The primacy of information in all aspects of life requires a new understanding of aesthetic values. The nature and scale of this change, from an industrial to information driven world, has deep implications, already reflected in visual design. New realities have transformed aesthetic systems, so it’s useful to consider a dataesthetic perspective.
Form and function follow information. Information easily accommodates both as variables, but neither exist without data. Data drives all functionality: from cars to George Foreman grills. Information’s value today is reflected in its price… it’s so expensive that it’s frequently marketed with cheap/free hardware (think cell phones)! Many households spend more on cable tv and telephones (including cell lines) than any perishable other than groceries!
Modularity of data implies modular functionality as well as form. Cut/paste/copy. Fold/spindle/mutilate. This is the most common technique and feature of new media. New media characteristics implied: numeric core, modularity, variability, automation, and transcoding. Modularity is a cardinal virtue of digital media objects, but may be even more important for tools. Modular design is efficient, taking less time to deliver, or reserving more time to address aesthetic balance.
The screen is primary in a windowed reality, where any surface can be the canvas (tactile,electronic, ink, paint; all can be digitally applied to any facade). Screen and type size, shape, color and placement are ideally determined by the data. A screen is ideally a collection of scalable, modular elements, referenced as fields in relational databases that can be transcoded in whole or in part to any application.
More from less. Information density is so great that individuals cannot possibly manage it in any direct, unmediated manner. The best designs deliver the most information in the shortest amount of time (time being a cardinal value). Authors aim to distill a narrative or conceptual framework into a database with a scalable delivery vehicle. Compiling and delivering many (dissociated) separate works in a unified, harmonious package is a design task requiring balance and harmony. Collaboration can be ad-hoc or even oppositional!

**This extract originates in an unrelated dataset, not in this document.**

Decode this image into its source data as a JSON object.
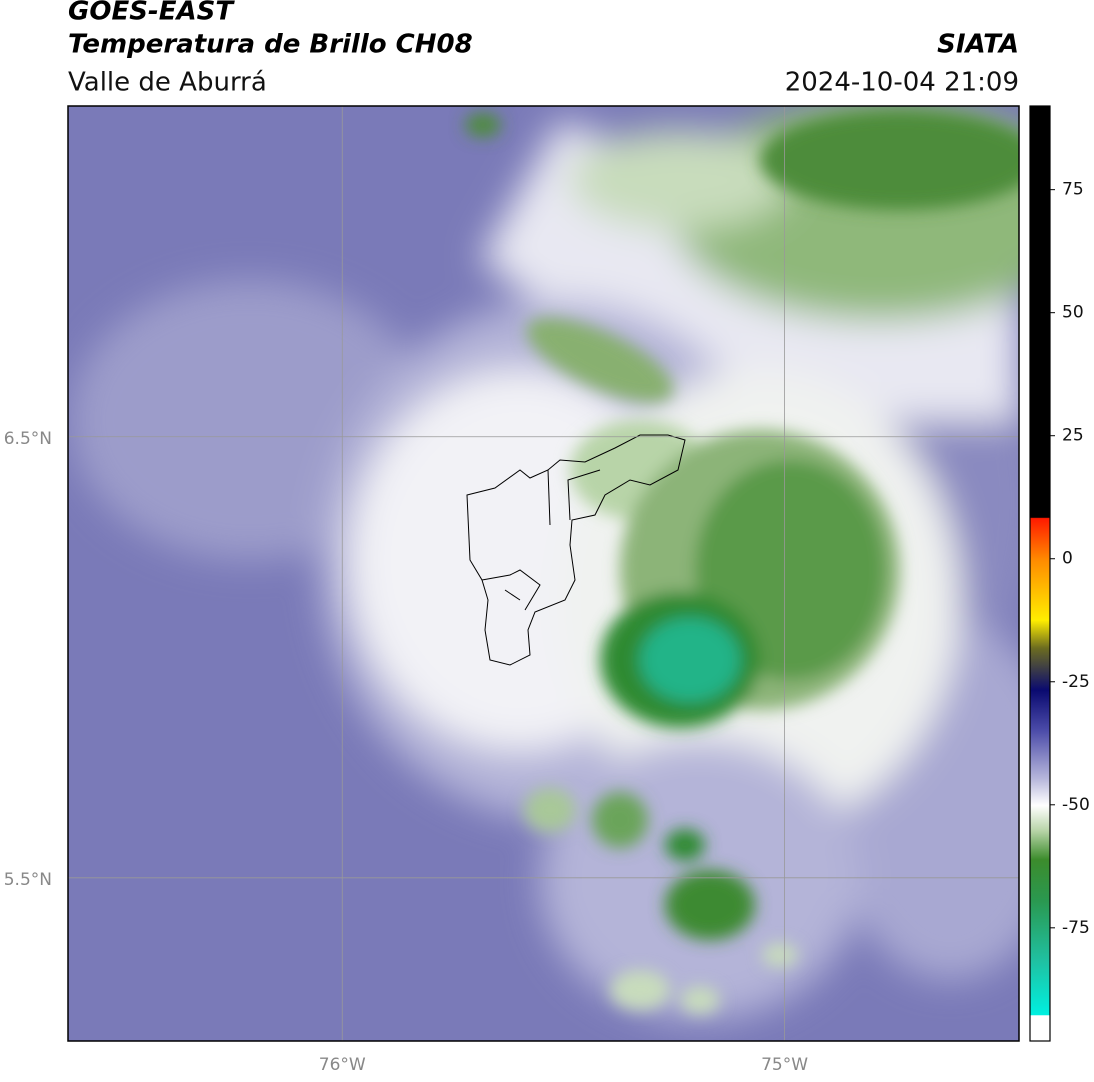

Binary relationships and hierarchical menus reflect the native structure of our tools (databases and file structures). Design must harmonize our need for play, desire for balance with the nature of our tools to make the best of both, and offset the worst aspects of each.
Discrete channels of communication expand understanding. Just as one cannot experience music or art through words, one cannot capture the richness of life with video or pictures alone. The ready ability to manipulate reality in sophisticated, and cheap, ways require very rich mediated interactions to feel satisfying or remotely comfortable.
Mass-customization of information delivery and display maximizes attention, understanding and data density. Dataesthetic design considers the user’s identity and goals, in relation to the content and previous users, to determine how and what data will be presented.
Sharing beats controlling. Exclusivity is over-rated in a hyper-social world. Limiting access and usage of a work, the controllers limit it’s ultimate value, both long and short term. The opportunity-cost in the social and branding realm are so great for any attempt to control a mark, melody or line of type is enormous; when people don’t feel free to borrow and share your work you are socially shunned. More: all social relevance and benefits flow from sharing, not “like”ing. You can get/buy like’s in bulk, but legitimate shares in your demographic cost a lot more (and often involve user-trickery).